Вопрос повис в воздухе, и в нём было больше, чем просто любопытство. В нём была тоска — тихая, почти стыдливая надежда, что там, на Земле, ещё кто-то остался.
И именно в этот момент память, словно нарочно, подбросила Алексею последний час суда. Наталья Девлисяпова. Он увидел её так ясно, будто она стояла сейчас перед ним: высокая, всегда аккуратная, с коротко подстриженными тёмными волосами, которые она постоянно поправляла нервным движением, тонкие губы, обычно сжатые в ироничную полуулыбку, и глаза — внимательные, цепкие, умеющие слушать и, как ему казалось раньше, понимать. Они работали вместе не один год, делили материалы, спорили до хрипоты, пили кофе в ночных редакциях, когда сдавали срочные тексты.

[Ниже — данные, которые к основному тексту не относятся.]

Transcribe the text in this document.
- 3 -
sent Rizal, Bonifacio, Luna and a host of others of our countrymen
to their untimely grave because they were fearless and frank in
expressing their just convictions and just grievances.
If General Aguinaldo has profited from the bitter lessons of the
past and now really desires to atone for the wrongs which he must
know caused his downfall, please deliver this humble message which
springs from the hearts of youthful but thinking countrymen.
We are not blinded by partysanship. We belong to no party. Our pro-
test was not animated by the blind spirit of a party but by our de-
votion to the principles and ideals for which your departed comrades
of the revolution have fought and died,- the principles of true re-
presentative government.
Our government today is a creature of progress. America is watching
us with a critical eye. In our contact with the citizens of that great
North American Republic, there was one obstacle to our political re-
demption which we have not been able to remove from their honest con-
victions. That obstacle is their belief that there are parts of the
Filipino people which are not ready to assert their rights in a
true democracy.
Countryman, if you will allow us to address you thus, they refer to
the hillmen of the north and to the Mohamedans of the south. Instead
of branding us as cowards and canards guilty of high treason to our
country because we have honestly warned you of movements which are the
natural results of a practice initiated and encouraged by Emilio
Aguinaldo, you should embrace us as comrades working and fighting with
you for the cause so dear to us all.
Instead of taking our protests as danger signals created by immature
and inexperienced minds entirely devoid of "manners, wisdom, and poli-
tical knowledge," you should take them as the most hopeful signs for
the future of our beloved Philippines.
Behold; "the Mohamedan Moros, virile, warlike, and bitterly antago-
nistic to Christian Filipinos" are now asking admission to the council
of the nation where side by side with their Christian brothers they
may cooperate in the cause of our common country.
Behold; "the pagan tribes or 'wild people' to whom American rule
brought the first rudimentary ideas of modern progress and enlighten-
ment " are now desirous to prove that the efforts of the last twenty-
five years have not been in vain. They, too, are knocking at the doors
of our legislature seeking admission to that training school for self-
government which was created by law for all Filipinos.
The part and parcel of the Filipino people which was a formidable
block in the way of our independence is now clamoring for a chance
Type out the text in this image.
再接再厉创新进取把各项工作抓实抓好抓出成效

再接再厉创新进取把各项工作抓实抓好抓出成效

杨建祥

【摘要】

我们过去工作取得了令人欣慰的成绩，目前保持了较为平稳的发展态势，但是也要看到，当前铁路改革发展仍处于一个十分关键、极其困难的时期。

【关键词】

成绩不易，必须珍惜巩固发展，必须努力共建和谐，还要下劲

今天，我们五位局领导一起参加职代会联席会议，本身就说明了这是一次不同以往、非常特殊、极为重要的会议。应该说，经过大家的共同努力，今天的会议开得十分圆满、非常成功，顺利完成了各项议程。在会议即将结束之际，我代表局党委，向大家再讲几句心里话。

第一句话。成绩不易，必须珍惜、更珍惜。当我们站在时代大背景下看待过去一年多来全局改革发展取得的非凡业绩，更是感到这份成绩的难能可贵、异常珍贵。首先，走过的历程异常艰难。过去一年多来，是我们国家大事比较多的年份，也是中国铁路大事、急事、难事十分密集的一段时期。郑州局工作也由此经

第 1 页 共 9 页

Он считал её «своей» — не другом, может быть, но союзником, человеком из той же породы.
И потому, когда она попросила у судьи слово, он даже испытал облегчение. Но то, что последовало, обрушилось на него, как удар.
— Он поливал свою родину грязью и оскорблял узбекский народ! — кричала она, и голос её звенел от напряжения, от какого-то странного, почти истерического пафоса. Палец её был направлен прямо в него, как обвинительный жест, как приговор. — Его писульки в межпланетной сети вызывали у меня недоумение и презрение! Я не понимала его и сейчас заявляю: ты, Воронович, не патриот, а предатель родины! Тебе не место среди честных граждан Узбекистана! И чем дальше ты будешь от Земли, тем спокойнее и благополучнее будет в нашей стране!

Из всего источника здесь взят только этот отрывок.